O CAPS II (Centro de Atenção Psicossocial) II Cais Mental celebra, em janeiro, três décadas de assistência a indivíduos com transtornos psíquicos graves e persistentes. Foi a pioneira em se tornar um Caps em Porto Alegre, antes mesmo da consolidação da reforma psiquiátrica no país a partir da Lei nº 10.216, de 2001.

Inicialmente, era conhecida como Centro de Atendimento Integral em Saúde Mental (Cais Mental), nome que se mantém até os dias de hoje.

O serviço faz parte da Rede de Atenção Psicossocial da SMS (Secretaria Municipal de Saúde) e está localizado na avenida José Bonifácio, 71, bairro Farroupilha, desde há 20 anos. Funciona de segunda a sexta-feira, sem oferecer leitos na estrutura. Ao longo das últimas três décadas, aproximadamente 3,5 mil pessoas foram diretamente atendidas pelo serviço e outras beneficiadas indiretamente.

“Entendemos que a coletividade nos atendimentos é o que garante o cuidado. As pessoas chegam com processos de dificuldade de inclusão, interação e socialização. Nosso foco não é o atendimento individualizado, claro que ele também é feito, mas o atendimento coletivo é o nosso lugar de transformação”, relata a terapeuta ocupacional Tatiane Patrícia Souza da Silva.

Atendimento singular

O trabalho realizado é baseado em um Plano Terapêutico Singular, no qual cada pessoa possui terapeutas de referência e participa ativamente na construção do seu próprio plano.
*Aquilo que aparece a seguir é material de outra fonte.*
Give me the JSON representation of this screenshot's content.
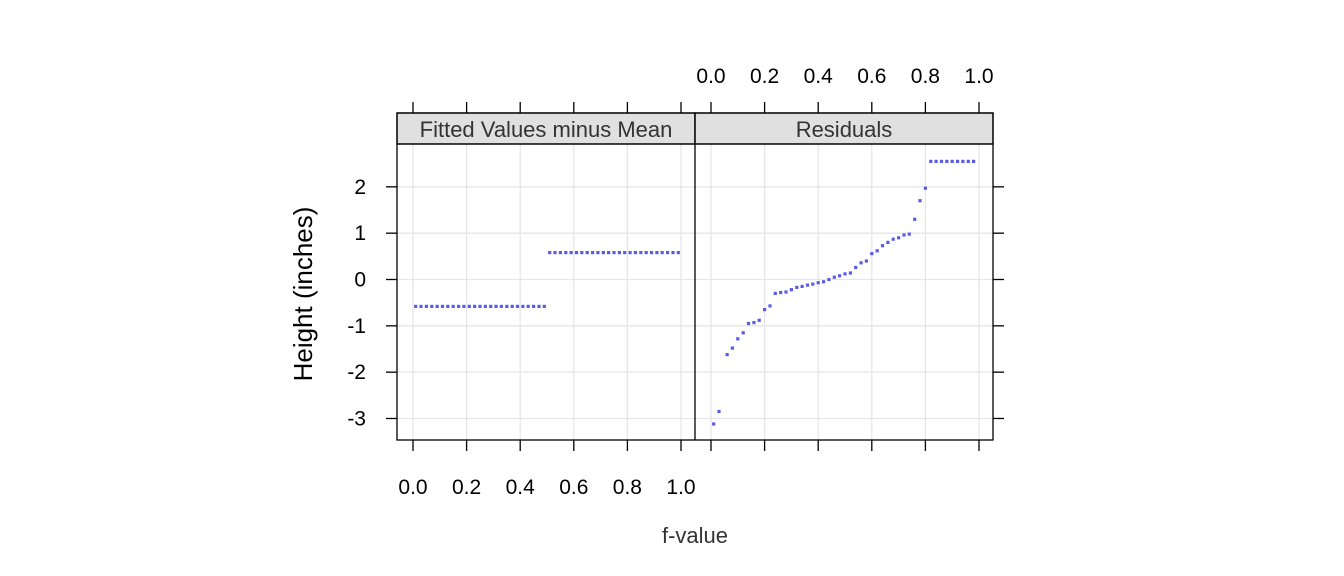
{
  "chart_data": {
    "type": "scatter",
    "xlabel": "f-value",
    "ylabel": "Height (inches)",
    "xlim": [
      0,
      1
    ],
    "ylim": [
      -3.5,
      2.9
    ],
    "x_ticks": [
      0.0,
      0.2,
      0.4,
      0.6,
      0.8,
      1.0
    ],
    "x_tick_labels": [
      "0.0",
      "0.2",
      "0.4",
      "0.6",
      "0.8",
      "1.0"
    ],
    "y_ticks": [
      -3,
      -2,
      -1,
      0,
      1,
      2
    ],
    "y_tick_labels": [
      "-3",
      "-2",
      "-1",
      "0",
      "1",
      "2"
    ],
    "grid": true,
    "point_color": "#5b5be6",
    "panels": [
      {
        "name": "Fitted Values minus Mean",
        "x": [
          0.01,
          0.03,
          0.05,
          0.07,
          0.09,
          0.11,
          0.13,
          0.15,
          0.17,
          0.19,
          0.21,
          0.23,
          0.25,
          0.27,
          0.29,
          0.31,
          0.33,
          0.35,
          0.37,
          0.39,
          0.41,
          0.43,
          0.45,
          0.47,
          0.49,
          0.51,
          0.53,
          0.55,
          0.57,
          0.59,
          0.61,
          0.63,
          0.65,
          0.67,
          0.69,
          0.71,
          0.73,
          0.75,
          0.77,
          0.79,
          0.81,
          0.83,
          0.85,
          0.87,
          0.89,
          0.91,
          0.93,
          0.95,
          0.97,
          0.99
        ],
        "y": [
          -0.58,
          -0.58,
          -0.58,
          -0.58,
          -0.58,
          -0.58,
          -0.58,
          -0.58,
          -0.58,
          -0.58,
          -0.58,
          -0.58,
          -0.58,
          -0.58,
          -0.58,
          -0.58,
          -0.58,
          -0.58,
          -0.58,
          -0.58,
          -0.58,
          -0.58,
          -0.58,
          -0.58,
          -0.58,
          0.58,
          0.58,
          0.58,
          0.58,
          0.58,
          0.58,
          0.58,
          0.58,
          0.58,
          0.58,
          0.58,
          0.58,
          0.58,
          0.58,
          0.58,
          0.58,
          0.58,
          0.58,
          0.58,
          0.58,
          0.58,
          0.58,
          0.58,
          0.58,
          0.58
        ]
      },
      {
        "name": "Residuals",
        "x": [
          0.01,
          0.03,
          0.06,
          0.08,
          0.1,
          0.12,
          0.14,
          0.16,
          0.18,
          0.2,
          0.22,
          0.24,
          0.26,
          0.28,
          0.3,
          0.32,
          0.34,
          0.36,
          0.38,
          0.4,
          0.42,
          0.44,
          0.46,
          0.48,
          0.5,
          0.52,
          0.54,
          0.56,
          0.58,
          0.6,
          0.62,
          0.64,
          0.66,
          0.68,
          0.7,
          0.72,
          0.74,
          0.76,
          0.78,
          0.8,
          0.82,
          0.84,
          0.86,
          0.88,
          0.9,
          0.92,
          0.94,
          0.96,
          0.98
        ],
        "y": [
          -3.12,
          -2.85,
          -1.62,
          -1.48,
          -1.28,
          -1.15,
          -0.95,
          -0.93,
          -0.88,
          -0.65,
          -0.57,
          -0.3,
          -0.28,
          -0.27,
          -0.22,
          -0.17,
          -0.15,
          -0.12,
          -0.1,
          -0.07,
          -0.05,
          0.0,
          0.05,
          0.08,
          0.12,
          0.14,
          0.26,
          0.36,
          0.4,
          0.56,
          0.62,
          0.73,
          0.8,
          0.87,
          0.9,
          0.96,
          0.98,
          1.3,
          1.7,
          1.97,
          2.55,
          2.55,
          2.55,
          2.55,
          2.55,
          2.55,
          2.55,
          2.55,
          2.55
        ]
      }
    ]
  }
}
“Partimos da prerrogativa de protagonismo social, no qual as pessoas estão corresponsáveis pelo processo de cuidado. Utilizamos a lógica do afeto, do cuidado em liberdade, pela prática da reabilitação psicossocial, tentando evitar as internações”, afirma Tatiane.

Nas oficinas, os profissionais incentivam produções artísticas, culinária, práticas corporais, horta, expressão verbal e grupo de apoio. As decisões sobre as atividades são tomadas em assembleias com ampla participação.

“Eu gosto de tudo, as oficinas, os profissionais, aqui temos uma equipe multidisciplinar que trabalha para a gente evoluir e ficar melhor”, declara Carlos Jacques da Rosa, 47 anos. “O Caps é minha família, meu lar, onde recebo o apoio necessário para sobreviver. Parei de fumar e usei o que aprendi na terapia de corporeidade, com técnicas de respiração. Na oficina de culinária, aprendemos a ter autodomínio”, acrescenta.

O Caps também organiza passeios a museus, teatros, cinema e eventos como a Feira do Livro. “O Caps supre as nossas necessidades em termos de sociedade, nós somos integrados. Aqui aprendemos a conversar, a resolver problemas, a trazer nossas famílias para serem ouvidas”, relata Savana Duarte, 49 anos.

Equipe

A equipe é composta por três psiquiatras, duas terapeutas ocupacionais, dois psicólogos, enfermeiro, assistente social, cinco técnicos de enfermagem, monitor, técnica em nutrição, cozinheira, auxiliar de cozinha, duas profissionais da higienização e duas atendentes na portaria. Além disso, como espaço educativo, o serviço conta com residentes de psiquiatria e equipes multidisciplinares em parceria com diferentes instituições de ensino.

A estrutura dispõe de cinco consultórios, recepção, sala de espera, sala de reuniões da equipe técnica, sala para grupos, sala de estar com livros, setor administrativo, cozinha, refeitório e pátio. O serviço possui um Conselho Local de Saúde ativo, promovendo a participação social, com representação em instâncias do Conselho Municipal de Saúde. O acesso para novos usuários é feito através do encaminhamento das unidades de saúde, via Sistema de Gercon (Gerenciamento de Consultas).